Syria violence kills 12 as revolt toll tops 14,100
Violence in Syria killed at least 12 people on Sunday bringing the death toll since the start of the uprising against President Bashar al-Assad's regime to more than 14,100, a monitoring group said.
Those killed since March last year comprised 9,862 civilians, 3,470 soldiers and 783 army deserters, the Syrian Observatory for Human Rights said.
The Britain-based watchdog counts rebel fighters who are not deserters from the army as civilians.
The violence has intensified in Syria despite the presence of 300 United Nations observers charged with monitoring a truce that was supposed to take effect from April 12.
On Saturday, at least 111 people -- 83 civilians and 28 soldiers -- were killed, according to revised figures from the Observatory, representing one of the heaviest single-day death tolls since the nominal start of the ceasefire.
On Sunday, shelling of the town of Qusayr on the border with Lebanon killed an activist and five civilians, the Observatory said.
Three civilians were killed in a similar bombardment of the town of Talbisseh, 10 kilometres (six miles) from the border, the Britain-based watchdog said.
Several districts of the central city of Homs also came under artillery and heavy machinegun fire by government forces, which left one person dead in the Khalidiyeh neighbourhood, the watchdog added.
Surveillance aircraft were seen flying over the city, where 12 civilians were killed on Saturday.
In the southern province of Daraa, at least two soldiers were killed in clashes with rebel fighters, which broke out at dawn near the village of Al-Sanmin, the watchdog said.
Hundreds of rebel fighters meanwhile remained holed up in Latakia province, a loyalist stronghold on the Mediterranean coast.
The army sent troop reinforcements to the mainly Alawite province where rebels have grouped in a Sunni Muslim enclave around the town of Al-Heffa, the Observatory said.
Loyalist forces bombarded the town and surrounding villages for a sixth straight day, it said.
Nearly 60 soldiers have died since June 5 in battles with opposition fighters in the enclave, which lies some 50 kilometres (30 miles) from the Turkish border.
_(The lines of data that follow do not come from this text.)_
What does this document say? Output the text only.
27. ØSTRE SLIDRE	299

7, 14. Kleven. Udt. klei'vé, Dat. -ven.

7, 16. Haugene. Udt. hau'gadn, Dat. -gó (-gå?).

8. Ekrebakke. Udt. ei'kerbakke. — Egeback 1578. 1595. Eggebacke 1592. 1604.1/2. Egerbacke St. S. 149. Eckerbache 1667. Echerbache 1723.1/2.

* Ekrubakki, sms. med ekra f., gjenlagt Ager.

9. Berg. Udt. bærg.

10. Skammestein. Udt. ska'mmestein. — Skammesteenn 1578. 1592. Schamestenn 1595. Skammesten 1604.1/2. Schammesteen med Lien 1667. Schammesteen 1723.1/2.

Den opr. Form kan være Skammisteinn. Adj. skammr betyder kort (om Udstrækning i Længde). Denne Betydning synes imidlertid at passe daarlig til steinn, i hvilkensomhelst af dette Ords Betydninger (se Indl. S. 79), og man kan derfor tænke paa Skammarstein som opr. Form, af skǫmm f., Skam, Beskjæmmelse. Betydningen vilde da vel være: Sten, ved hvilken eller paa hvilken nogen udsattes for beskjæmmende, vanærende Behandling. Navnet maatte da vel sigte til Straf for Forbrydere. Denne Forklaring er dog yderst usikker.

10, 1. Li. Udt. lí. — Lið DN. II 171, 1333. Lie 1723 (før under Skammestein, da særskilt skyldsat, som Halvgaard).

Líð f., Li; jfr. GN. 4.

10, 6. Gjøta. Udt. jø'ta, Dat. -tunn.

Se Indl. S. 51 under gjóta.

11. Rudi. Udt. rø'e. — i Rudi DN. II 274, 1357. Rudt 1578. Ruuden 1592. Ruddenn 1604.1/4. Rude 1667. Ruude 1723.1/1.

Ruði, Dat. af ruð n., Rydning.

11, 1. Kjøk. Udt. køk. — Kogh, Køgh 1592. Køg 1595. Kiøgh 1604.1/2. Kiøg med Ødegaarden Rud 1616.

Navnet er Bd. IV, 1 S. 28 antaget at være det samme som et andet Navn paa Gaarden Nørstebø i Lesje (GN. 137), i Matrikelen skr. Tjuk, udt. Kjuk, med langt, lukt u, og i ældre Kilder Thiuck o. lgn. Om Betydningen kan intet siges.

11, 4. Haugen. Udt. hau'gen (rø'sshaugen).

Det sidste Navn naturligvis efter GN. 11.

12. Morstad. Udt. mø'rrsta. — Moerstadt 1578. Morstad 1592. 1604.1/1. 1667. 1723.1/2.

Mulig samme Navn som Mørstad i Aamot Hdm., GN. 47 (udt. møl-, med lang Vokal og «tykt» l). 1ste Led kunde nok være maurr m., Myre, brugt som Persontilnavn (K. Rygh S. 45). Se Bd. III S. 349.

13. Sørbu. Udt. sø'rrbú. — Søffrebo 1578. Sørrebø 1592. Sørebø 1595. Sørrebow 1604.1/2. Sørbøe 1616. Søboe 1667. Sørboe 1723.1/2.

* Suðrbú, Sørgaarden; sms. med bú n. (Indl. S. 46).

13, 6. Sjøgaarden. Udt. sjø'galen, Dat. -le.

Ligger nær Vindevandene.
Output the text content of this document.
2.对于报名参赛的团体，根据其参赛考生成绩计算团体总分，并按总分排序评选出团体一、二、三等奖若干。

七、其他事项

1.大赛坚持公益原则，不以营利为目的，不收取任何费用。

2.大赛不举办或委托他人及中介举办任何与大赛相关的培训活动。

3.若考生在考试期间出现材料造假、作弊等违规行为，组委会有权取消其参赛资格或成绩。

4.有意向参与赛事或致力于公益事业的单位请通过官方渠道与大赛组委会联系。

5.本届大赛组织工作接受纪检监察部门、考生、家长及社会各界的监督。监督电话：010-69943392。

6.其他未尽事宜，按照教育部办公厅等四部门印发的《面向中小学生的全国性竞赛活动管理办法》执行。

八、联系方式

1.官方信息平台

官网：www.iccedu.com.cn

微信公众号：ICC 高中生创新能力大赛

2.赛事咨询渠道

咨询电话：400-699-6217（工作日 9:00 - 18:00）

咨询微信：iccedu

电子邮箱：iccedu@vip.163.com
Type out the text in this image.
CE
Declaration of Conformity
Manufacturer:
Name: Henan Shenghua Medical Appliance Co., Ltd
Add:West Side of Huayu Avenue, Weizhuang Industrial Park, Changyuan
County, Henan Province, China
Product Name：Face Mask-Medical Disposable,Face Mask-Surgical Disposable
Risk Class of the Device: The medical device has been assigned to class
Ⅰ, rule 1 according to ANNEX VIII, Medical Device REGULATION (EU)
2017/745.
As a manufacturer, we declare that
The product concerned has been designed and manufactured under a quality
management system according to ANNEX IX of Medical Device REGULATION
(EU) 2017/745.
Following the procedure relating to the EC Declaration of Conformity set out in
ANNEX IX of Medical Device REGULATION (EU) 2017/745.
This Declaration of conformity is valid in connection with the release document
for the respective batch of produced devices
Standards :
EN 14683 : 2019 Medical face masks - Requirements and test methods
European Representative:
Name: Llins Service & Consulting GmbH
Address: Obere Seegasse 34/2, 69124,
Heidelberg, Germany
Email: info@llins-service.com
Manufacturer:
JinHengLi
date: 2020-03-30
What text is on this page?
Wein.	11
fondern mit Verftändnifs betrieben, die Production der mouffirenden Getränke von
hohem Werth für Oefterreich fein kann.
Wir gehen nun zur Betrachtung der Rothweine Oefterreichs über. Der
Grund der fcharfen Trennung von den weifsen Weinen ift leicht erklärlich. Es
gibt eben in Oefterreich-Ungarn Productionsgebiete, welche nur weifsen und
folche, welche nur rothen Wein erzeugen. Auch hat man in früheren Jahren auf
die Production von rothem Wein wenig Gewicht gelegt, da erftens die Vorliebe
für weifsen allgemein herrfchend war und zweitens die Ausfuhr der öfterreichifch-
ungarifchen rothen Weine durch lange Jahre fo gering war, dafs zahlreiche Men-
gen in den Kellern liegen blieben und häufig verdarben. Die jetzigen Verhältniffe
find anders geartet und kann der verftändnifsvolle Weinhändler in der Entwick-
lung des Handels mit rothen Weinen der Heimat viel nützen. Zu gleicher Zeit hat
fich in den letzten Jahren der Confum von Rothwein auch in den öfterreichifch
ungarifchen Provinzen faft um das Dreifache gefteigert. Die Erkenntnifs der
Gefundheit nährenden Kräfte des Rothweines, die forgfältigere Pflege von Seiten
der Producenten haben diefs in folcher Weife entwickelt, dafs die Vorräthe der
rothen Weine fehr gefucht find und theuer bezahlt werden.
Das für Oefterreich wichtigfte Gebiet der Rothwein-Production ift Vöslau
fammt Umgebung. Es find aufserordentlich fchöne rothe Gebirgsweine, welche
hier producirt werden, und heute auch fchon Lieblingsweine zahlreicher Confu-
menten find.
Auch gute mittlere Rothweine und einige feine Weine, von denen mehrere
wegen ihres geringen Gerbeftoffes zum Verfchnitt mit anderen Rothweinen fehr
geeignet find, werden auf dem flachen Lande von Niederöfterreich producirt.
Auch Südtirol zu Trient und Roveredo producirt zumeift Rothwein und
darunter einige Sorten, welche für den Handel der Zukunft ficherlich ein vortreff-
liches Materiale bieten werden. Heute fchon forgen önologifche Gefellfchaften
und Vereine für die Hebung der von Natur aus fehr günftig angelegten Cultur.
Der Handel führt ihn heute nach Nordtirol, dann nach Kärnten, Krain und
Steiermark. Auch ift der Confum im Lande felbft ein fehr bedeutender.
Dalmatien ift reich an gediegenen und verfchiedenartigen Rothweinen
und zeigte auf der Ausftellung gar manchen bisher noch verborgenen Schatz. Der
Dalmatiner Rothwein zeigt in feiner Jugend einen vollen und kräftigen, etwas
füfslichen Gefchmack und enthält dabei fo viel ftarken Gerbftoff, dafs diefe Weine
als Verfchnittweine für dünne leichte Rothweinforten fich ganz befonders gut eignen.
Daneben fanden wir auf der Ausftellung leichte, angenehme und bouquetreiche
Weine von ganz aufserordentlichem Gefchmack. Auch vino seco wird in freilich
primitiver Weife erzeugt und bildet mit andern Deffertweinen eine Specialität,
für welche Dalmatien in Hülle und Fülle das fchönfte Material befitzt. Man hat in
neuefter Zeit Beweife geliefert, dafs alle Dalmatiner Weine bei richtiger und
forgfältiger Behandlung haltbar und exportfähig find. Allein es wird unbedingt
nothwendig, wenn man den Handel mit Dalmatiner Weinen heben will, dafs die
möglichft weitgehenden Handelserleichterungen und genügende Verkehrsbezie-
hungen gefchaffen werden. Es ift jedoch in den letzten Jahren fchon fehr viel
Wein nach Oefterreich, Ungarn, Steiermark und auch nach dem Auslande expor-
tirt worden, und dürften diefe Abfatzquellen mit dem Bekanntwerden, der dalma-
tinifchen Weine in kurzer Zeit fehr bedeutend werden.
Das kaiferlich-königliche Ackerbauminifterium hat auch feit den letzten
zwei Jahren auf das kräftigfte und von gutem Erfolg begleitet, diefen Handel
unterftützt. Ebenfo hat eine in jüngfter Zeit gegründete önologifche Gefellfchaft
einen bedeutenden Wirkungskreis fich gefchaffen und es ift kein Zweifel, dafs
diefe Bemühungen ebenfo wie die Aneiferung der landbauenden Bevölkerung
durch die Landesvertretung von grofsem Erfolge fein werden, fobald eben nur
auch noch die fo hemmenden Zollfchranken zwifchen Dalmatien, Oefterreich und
At least 46 civilians and rebels have also been killed.
"The army is suffering its worst losses now in Al-Heffa, as hundreds of rebels are holed up in this area of steep mountains," Observatory head Rami Abdel Rahman said.
He said that the resistance being put up in a province where the majority of the population are members of Assad's Alawi minority showed that the uprising against his regime was truly nationwide.
"The coast is no longer a safe area, and the whole country is now involved in the revolt," Abdel Rahman said.
In Idlib province, a rebel stronghold province in the northwest, thousands took part in a funeral procession in the town of Maaret al-Numan for nine of 13 civilians killed in shelling on Saturday, the Observatory said.